去年暮れあたりから、そんな流れを感じていて、今年に入ってから、ああ、これ、そういう事だったのか、と答え合わせしている感じ。
時間の流れは、過去から現在、未来へと川のように流れていくものだと思っていたけれど、そうでもない。ここ数ヶ月、私はタイムトラベラーのように、過去や未来を旅していたような気がしている。
ある必要性があって、100年近く前のことを調べるタイミングがあった。そこから、脈々と受け継がれていく土地の匂い、景色、人々の息遣いが、肌身で感じられた。ああ、だから私はここにいる、ということを。

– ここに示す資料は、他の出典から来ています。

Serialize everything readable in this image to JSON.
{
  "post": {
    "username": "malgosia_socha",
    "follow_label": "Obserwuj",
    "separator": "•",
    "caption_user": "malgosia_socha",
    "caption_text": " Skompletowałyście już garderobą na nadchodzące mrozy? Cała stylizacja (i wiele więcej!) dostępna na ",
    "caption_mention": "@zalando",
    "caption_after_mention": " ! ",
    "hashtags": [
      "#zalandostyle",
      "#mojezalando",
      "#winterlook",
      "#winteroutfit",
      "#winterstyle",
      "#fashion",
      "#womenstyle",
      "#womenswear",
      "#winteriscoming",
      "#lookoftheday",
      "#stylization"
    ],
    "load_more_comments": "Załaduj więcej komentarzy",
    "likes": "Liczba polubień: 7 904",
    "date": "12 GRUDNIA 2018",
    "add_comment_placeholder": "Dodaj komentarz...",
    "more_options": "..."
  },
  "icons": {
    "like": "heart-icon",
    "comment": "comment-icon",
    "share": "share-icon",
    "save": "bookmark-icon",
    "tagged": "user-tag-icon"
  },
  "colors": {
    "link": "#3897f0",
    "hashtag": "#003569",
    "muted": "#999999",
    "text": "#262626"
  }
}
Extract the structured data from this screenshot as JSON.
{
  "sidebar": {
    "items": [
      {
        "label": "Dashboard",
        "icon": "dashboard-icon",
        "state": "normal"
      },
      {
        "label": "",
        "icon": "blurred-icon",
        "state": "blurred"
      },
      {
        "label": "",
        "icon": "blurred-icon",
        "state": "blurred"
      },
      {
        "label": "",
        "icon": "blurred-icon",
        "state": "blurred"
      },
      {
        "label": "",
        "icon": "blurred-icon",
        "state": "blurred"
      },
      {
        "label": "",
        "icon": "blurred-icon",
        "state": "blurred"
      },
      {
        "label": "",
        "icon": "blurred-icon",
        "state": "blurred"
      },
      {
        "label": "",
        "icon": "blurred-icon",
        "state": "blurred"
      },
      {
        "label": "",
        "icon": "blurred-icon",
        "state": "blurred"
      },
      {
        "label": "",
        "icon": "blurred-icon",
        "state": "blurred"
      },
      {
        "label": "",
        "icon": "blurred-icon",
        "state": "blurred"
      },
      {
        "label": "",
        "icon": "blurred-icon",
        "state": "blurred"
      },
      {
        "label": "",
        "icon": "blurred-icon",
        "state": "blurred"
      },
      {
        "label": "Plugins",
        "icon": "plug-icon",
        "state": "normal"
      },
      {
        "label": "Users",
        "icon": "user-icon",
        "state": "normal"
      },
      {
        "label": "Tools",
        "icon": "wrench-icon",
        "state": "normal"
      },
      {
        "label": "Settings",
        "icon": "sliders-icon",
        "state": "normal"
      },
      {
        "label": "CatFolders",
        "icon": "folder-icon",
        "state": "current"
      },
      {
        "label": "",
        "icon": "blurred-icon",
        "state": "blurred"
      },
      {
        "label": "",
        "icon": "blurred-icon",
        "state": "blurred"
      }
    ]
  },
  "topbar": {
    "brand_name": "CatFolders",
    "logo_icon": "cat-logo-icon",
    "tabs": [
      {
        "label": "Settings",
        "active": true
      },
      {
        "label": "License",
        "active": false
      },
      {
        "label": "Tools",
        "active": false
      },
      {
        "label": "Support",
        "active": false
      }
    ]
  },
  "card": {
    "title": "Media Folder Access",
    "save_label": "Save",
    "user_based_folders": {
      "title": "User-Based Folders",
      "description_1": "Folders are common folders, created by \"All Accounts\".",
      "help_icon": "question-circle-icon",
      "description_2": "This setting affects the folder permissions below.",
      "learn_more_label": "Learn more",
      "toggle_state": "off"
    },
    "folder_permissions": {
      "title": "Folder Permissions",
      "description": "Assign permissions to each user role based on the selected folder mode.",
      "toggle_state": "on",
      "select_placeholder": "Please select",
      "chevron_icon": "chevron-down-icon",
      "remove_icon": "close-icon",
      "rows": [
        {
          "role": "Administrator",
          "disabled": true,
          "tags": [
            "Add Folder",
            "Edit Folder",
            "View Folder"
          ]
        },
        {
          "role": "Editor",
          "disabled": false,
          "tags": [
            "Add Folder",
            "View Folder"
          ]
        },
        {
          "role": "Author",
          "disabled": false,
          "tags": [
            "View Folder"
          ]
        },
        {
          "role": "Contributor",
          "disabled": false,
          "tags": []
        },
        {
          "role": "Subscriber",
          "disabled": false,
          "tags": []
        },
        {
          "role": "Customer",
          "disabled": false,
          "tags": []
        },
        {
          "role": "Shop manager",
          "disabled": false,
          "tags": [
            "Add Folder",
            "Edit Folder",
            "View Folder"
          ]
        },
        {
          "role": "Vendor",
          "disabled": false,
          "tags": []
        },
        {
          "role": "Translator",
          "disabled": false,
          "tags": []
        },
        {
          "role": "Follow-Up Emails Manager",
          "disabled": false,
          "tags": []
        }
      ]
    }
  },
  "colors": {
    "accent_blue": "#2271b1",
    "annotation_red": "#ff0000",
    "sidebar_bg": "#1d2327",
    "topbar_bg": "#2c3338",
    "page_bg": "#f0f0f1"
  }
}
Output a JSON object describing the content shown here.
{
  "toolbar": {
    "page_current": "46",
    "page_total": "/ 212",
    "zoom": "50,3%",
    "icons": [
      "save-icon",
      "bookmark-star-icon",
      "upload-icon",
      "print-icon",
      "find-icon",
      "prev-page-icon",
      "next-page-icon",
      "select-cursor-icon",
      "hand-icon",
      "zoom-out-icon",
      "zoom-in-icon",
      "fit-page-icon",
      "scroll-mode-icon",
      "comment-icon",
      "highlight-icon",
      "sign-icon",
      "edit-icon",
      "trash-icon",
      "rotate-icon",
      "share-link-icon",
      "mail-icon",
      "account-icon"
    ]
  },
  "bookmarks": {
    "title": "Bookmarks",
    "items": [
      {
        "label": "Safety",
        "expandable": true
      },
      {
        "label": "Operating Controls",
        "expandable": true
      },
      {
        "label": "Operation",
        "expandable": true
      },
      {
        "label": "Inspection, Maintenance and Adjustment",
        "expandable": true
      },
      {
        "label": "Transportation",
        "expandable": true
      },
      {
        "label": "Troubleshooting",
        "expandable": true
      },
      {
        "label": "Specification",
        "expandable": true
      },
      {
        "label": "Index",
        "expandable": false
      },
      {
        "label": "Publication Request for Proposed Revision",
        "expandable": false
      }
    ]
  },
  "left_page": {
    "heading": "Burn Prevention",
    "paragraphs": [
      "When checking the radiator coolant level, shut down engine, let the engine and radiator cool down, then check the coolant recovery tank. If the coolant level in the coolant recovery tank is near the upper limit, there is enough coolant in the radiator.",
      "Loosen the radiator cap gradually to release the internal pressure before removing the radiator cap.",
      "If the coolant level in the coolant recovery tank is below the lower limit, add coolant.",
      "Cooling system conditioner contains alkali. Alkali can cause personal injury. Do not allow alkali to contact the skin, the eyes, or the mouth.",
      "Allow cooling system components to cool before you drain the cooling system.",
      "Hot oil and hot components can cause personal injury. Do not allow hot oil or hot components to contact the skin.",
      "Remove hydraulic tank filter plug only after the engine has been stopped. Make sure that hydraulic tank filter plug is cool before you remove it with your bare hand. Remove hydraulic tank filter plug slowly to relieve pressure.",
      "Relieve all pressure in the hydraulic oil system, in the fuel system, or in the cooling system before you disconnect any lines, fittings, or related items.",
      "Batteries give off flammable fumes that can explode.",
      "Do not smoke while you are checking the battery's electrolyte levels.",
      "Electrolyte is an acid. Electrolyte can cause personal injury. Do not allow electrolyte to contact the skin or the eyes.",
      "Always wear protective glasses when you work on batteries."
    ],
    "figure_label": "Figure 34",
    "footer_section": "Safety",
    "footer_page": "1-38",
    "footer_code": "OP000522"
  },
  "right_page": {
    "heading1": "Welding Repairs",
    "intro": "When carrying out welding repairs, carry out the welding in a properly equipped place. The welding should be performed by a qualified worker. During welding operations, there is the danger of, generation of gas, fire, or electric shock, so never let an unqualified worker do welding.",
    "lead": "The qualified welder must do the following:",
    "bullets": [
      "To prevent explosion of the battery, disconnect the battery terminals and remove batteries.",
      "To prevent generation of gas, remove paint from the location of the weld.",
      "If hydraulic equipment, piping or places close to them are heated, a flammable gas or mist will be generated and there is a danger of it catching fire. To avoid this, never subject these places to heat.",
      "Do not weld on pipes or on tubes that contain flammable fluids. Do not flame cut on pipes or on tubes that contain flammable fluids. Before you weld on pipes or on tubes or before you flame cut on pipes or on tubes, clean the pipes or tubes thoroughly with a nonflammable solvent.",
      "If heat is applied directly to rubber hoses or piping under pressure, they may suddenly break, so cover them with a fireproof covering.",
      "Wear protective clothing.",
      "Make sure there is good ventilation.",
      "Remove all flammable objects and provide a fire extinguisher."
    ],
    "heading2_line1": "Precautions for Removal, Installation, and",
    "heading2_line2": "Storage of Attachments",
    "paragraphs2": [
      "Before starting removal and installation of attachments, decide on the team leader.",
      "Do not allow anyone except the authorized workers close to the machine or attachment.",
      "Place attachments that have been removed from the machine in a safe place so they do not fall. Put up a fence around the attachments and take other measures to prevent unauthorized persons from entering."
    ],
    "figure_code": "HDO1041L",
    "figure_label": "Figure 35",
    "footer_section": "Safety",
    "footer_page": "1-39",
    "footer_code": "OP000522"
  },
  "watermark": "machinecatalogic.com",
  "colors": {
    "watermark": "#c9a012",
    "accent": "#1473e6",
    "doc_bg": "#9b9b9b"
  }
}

そしてまた、ある必要性があって、40年前の級友たちと連絡をとりあうことになった。あの頃の感覚が堰を切ってなだれ込んでくる。ノスタルジーとはもっと違う、もっとリアルな何か。あそこで時が止まっているかのように一瞬感じたけれど、鏡に映った自分は立派なおばさんだった。
そんな中届いた友人の訃報。こんな符号ってあるのだろうか。写真の数々は、どれも笑顔のものばかりだった。そうか、こういう時間を過ごしていたんだね。病と戦いながらも、やりたいことをやりつくし、生を全うしたんだね。あっぱれだ、かっこいいよ。
そうしてまた、私は、いろんな時間を巡る旅の途中にいる。螺旋のように連なっている。独立した突然変異は、実はあんまりなくて、全てが連なっている。過去からの偉大なメッセージだ。私の全ての行動は、未来を見据えてのこととだと思っていたけれど、大きな勘違いであったことに気付く。存外、仕組まれていたのかな、と思うほどに。魂は連なってゆく。永遠に。そういうものなんだろう、と思う。